The Church of England parish church, dedicated to St Mary, was founded by Margaret, Marchioness of Carnarvon (d. 1768), with construction costs defrayed by her husband, James Brydges, 3rd Duke of Chandos. It was constructed 1768–71 in red brick to a design by an unknown local architect. The exterior Georgian architecture and crenellated tower echo the style of nearby Avington Park.

The interior, as well as containing memorials to the Brydges family and Percy Bysshe Shelley's brother, John, includes a two-deck pulpit and box pews reputedly made from Spanish mahogany taken from one of the Armada fleet.

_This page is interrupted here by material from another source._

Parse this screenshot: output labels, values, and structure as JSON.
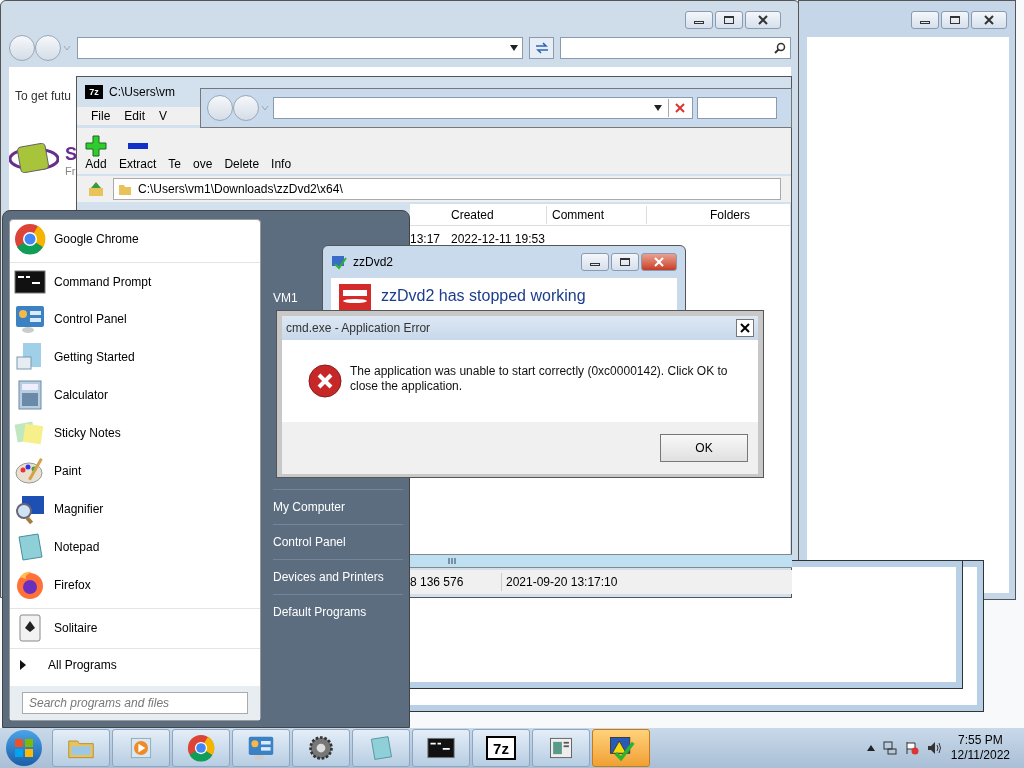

St Mary's Avington is a constituent church of the Itchen Valley parish.

==Avington ravens==
In Adventures Among Birds (1913), the naturalist W. H. Hudson describes the last of the "inland-breeding" ravens in Hampshire. These birds lived in the trees of Avington Park. Hudson relates that at some time in the 1840s the family who lived in the house contracted a man ("a champion tree-climber") to climb a tree and gather some fledglings that could be kept as pets. These birds were tamed and, although they were not pinioned and often left the confines of the park, always returned to roost. These young birds were unfortunately all killed by their jealous parents. Hudson claims that ravens continued to breed in Avington until around 1885, at which time – following human persecution – there were no remaining breeding pairs.